The deep learning based forecasts have also been shown to be surprisingly robust, performing reasonably even when faced with rare or extreme events. Consequently, weather prediction centres like the World Meteorological Organisation and the European Centre for Medium-Range Weather Forecasts are now racing to build machine learning teams and publicly testing AI forecasts.

Over the last 18 months a quiet AI revolution has begun in the field of numerical weather prediction. Medium-term weather prediction involves forecasting several days to a couple of weeks in the future and these forecasts are critical for making many social and economic decisions.

The standard approach to this problem is to run detailed global simulations of the earth's atmosphere using a supercomputer, so-called numerical weather prediction (NWP). As little as one year ago, researchers in this field had thought it unlikely that machine learning approaches would be competitive with numerical weather prediction any time soon.

However, over the last year, the same advances that underpin large AI language models, like ChatGPT, have been applied to weather prediction. Surprisingly, these models achieve a performance which is already competitive with standard NWP, but with a computational cost that is thousands of times cheaper.

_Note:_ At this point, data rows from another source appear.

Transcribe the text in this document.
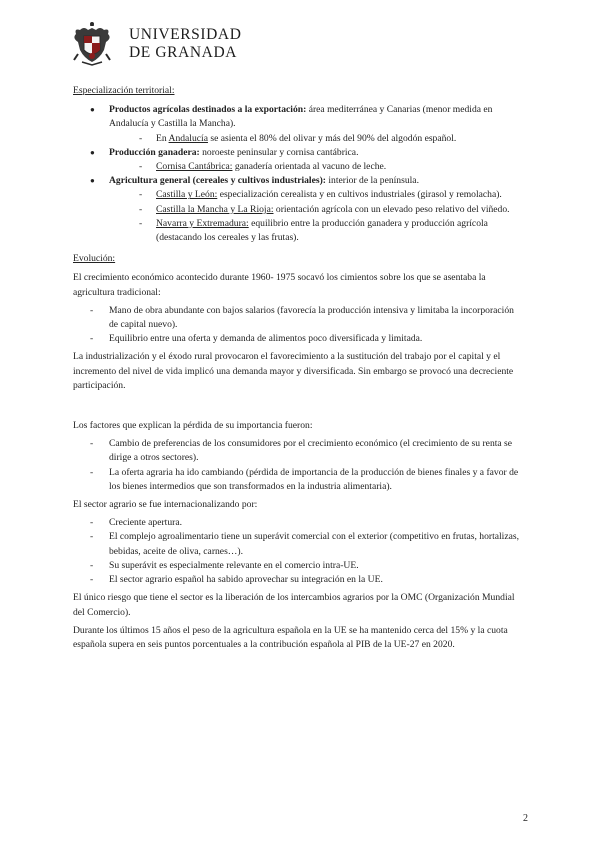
UNIVERSIDAD
DE GRANADA

Especialización territorial:

● Productos agrícolas destinados a la exportación: área mediterránea y Canarias (menor medida en Andalucía y Castilla la Mancha).
- En Andalucía se asienta el 80% del olivar y más del 90% del algodón español.
● Producción ganadera: noroeste peninsular y cornisa cantábrica.
- Cornisa Cantábrica: ganadería orientada al vacuno de leche.
● Agricultura general (cereales y cultivos industriales): interior de la península.
- Castilla y León: especialización cerealista y en cultivos industriales (girasol y remolacha).
- Castilla la Mancha y La Rioja: orientación agrícola con un elevado peso relativo del viñedo.
- Navarra y Extremadura: equilibrio entre la producción ganadera y producción agrícola (destacando los cereales y las frutas).

Evolución:

El crecimiento económico acontecido durante 1960- 1975 socavó los cimientos sobre los que se asentaba la agricultura tradicional:

- Mano de obra abundante con bajos salarios (favorecía la producción intensiva y limitaba la incorporación de capital nuevo).
- Equilibrio entre una oferta y demanda de alimentos poco diversificada y limitada.

La industrialización y el éxodo rural provocaron el favorecimiento a la sustitución del trabajo por el capital y el incremento del nivel de vida implicó una demanda mayor y diversificada. Sin embargo se provocó una decreciente participación.

Los factores que explican la pérdida de su importancia fueron:

- Cambio de preferencias de los consumidores por el crecimiento económico (el crecimiento de su renta se dirige a otros sectores).
- La oferta agraria ha ido cambiando (pérdida de importancia de la producción de bienes finales y a favor de los bienes intermedios que son transformados en la industria alimentaria).

El sector agrario se fue internacionalizando por:

- Creciente apertura.
- El complejo agroalimentario tiene un superávit comercial con el exterior (competitivo en frutas, hortalizas, bebidas, aceite de oliva, carnes…).
- Su superávit es especialmente relevante en el comercio intra-UE.
- El sector agrario español ha sabido aprovechar su integración en la UE.

El único riesgo que tiene el sector es la liberación de los intercambios agrarios por la OMC (Organización Mundial del Comercio).

Durante los últimos 15 años el peso de la agricultura española en la UE se ha mantenido cerca del 15% y la cuota española supera en seis puntos porcentuales a la contribución española al PIB de la UE-27 en 2020.

2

The deep learning based forecasts have also been shown to be surprisingly robust, performing reasonably even when faced with rare or extreme events. Consequently, weather prediction centres like the World Meteorological Organisation and the European Centre for Medium-Range Weather Forecasts (ECMWF) are now racing to build machine learning teams and publicly testing AI forecasts.

Professor Turner's talk below describes this quieter AI revolution, giving an introduction to medium range weather forecasting and a brief history. The talk then describes how machine learning methods can be applied to this task and gives a quick introduction to transformers - the new machine learning technology that underpins large language models like those used in ChatGPT and which can also be applied to forecasting. The talk ends by showing AI forecasts and comparing them to the conventional approach.   

The machine learning methods in the talk accelerate the forecasting step of weather prediction. However, weather predictions involve a second step called data assimilation in which observations of weather from satellites, weather stations, ships, baloons and aircraft, are incorporated. This takes roughly half of the computational effort in forecasting, but has not been touched by AI methods. Professor Turner's group is working on an even more ambitious approach which will use AI to accelerate and improve both the forecasting and assimilation steps of weather prediction, producing a fully end-to-end trained system. 

Richard Turner is Professor of Computer Vision and Machine Learning in the Department of Engineering at the University of Cambridge and a Visiting Researcher at Microsoft Research Cambridge. He was Co-Director of the UKRI Centre for Doctoral Training in the Application of Artificial Intelligence to the study of Environmental Risks (AI4ER CDT).

His work has been presented in oral presentations at top machine learning conferences including AAAI, AIStats, ICLR, ICML and NeurIPS and he has given keynote lectures and tutorials at the Machine Learning and Signal Processing Summer School, the International Conference on Machine Learning, Optimization & Data Science, and the Machine Learning Summer School.

He has been the lead supervisor for 20 PhD students (13 now graduated) and 10 Postdoctoral Research Associates. He has received over £10M of industrial funding from Microsoft, Toyota, Google, DeepMind, Amazon, and Improbable and over £15M of funding from the EPSRC. He has been awarded the Cambridge Students' Union Teaching Award for Lecturing. His work has featured on BBC Radio 5 Live’s The Naked Scientist, BBC World Service’s Click and in Wired Magazine.